Lets do some hypothesis testing to evaluate this information. When we review the Mean length of stay we see that the length of stay for females is shorter than males. However, when we do a hypothesis test, we see that the alternative hypothesis states that the count of patients with certain DRG’s is different from males to females. The data above supports this. Lets look at some hypothesis testing to further evaluate this information.

t -test comparing males to females

However when we do a more detailed hypothesis test comparing females to males for each DRG we see different results.

First we have to break out the datasets by DRG

#DRG breakdown of dataset. 
DRG291 =  DRG_by_gender.query('drgcode == 291')
DRG292 =  DRG_by_gender.query('drgcode == 292') 
DRG293 =  DRG_by_gender.query('drgcode == 293') 
#Check whether the difference between the groups is statistically significant for DRG 291.  
import scipy.stats as stats

print("{0:.3f}".format(stats.mannwhitneyu(DRG291[DRG291['Gender Description']=="Female"]['Patient'], DRG291[DRG291['Gender Description']=="Male"]['Patient'])[1]))
print("{0:.3f}".format(DRG291[DRG291['Gender Description']=="Female"]['Patient'].mean()/DRG291[DRG291['Gender Description']=="Male"]['Patient'].mean()-1)) 

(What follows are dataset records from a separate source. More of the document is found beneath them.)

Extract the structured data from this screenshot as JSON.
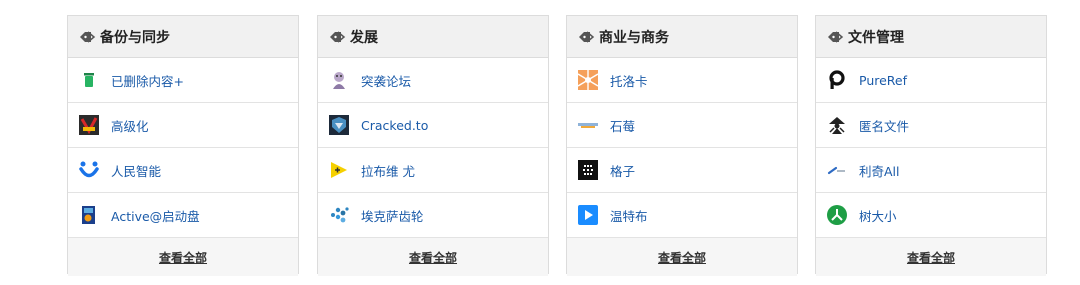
{
  "cards": [
    {
      "title": "备份与同步",
      "items": [
        {
          "label": "已删除内容+",
          "icon": "green-trash-icon"
        },
        {
          "label": "高级化",
          "icon": "advanced-check-icon"
        },
        {
          "label": "人民智能",
          "icon": "blue-u-icon"
        },
        {
          "label": "Active@启动盘",
          "icon": "boot-disk-icon"
        }
      ],
      "see_all": "查看全部"
    },
    {
      "title": "发展",
      "items": [
        {
          "label": "突袭论坛",
          "icon": "forum-avatar-icon"
        },
        {
          "label": "Cracked.to",
          "icon": "cracked-to-icon"
        },
        {
          "label": "拉布维 尤",
          "icon": "yellow-play-icon"
        },
        {
          "label": "埃克萨齿轮",
          "icon": "blue-dots-icon"
        }
      ],
      "see_all": "查看全部"
    },
    {
      "title": "商业与商务",
      "items": [
        {
          "label": "托洛卡",
          "icon": "orange-sunburst-icon"
        },
        {
          "label": "石莓",
          "icon": "stoneberry-logo-icon"
        },
        {
          "label": "格子",
          "icon": "plaid-grid-icon"
        },
        {
          "label": "温特布",
          "icon": "blue-play-icon"
        }
      ],
      "see_all": "查看全部"
    },
    {
      "title": "文件管理",
      "items": [
        {
          "label": "PureRef",
          "icon": "pureref-p-icon"
        },
        {
          "label": "匿名文件",
          "icon": "anonymous-figure-icon"
        },
        {
          "label": "利奇All",
          "icon": "pen-line-icon"
        },
        {
          "label": "树大小",
          "icon": "green-tree-icon"
        }
      ],
      "see_all": "查看全部"
    }
  ]
}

alpha = .05 #significance level

results2 = st.mannwhitneyu(DRG291[DRG291['Gender Description']=="Female"]['Patient'], DRG291[DRG291['Gender Description']=="Male"]['Patient'])

print('p-value: ', results2.pvalue)

if (results2.pvalue < alpha):
    print("H1 (the alternative hypothesis): there is a statistically significant difference in DRG 291 in average population of females and males")
    print("H0 (the null hypothesis): there's not a statistically significant difference in DRG 291 in average population of females and males")
Results of hypothesis test for DRG 291

Followed the same process with DRG 292 and 292 and came up with the same result, that there is not a statistically significant difference for the average population of females to males. So, although my initial review demonstrated a statistically significant difference in the population of females to males, when we looked at the individual DRG’s for the population of females to males, there was not a statistically significant difference. You can find the github repo of this project please click here.

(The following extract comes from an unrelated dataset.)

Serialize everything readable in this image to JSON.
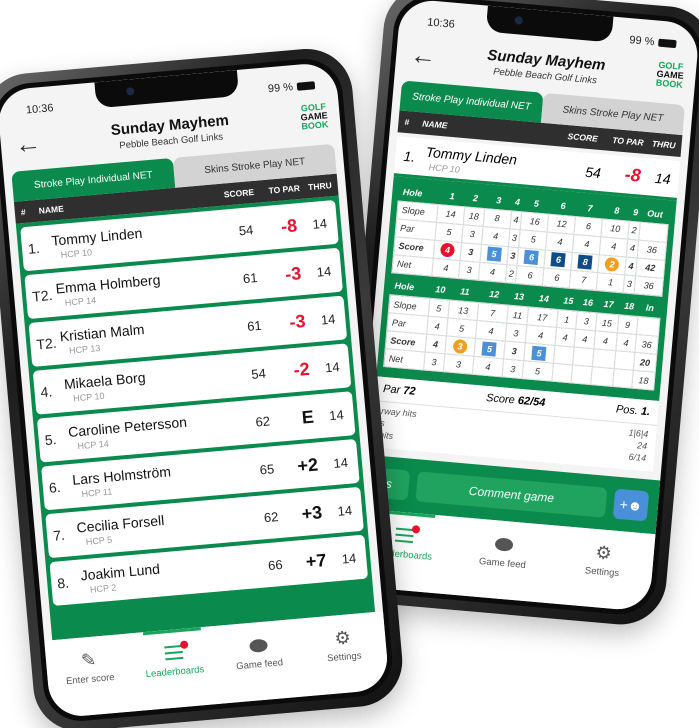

I would not have been able to attenuate these correlations without my bootcamp experience. Although it was extremely challenging, the experience really made me see how tech skills really are needed more in the HIM profession. The curriculum in Bootcamp, was very different compared to my HIM degree but it challenged me to think of how we can solve the problems we encounter in healthcare by sifting through data. I hope you enjoyed this example of how I used Python and its libraries to perform exploratory data analysis with public data sets available. I challenge future HIM professionals to evaluate how gaining additional tech skills can provide an opportunity for you to excel as an HIM professional.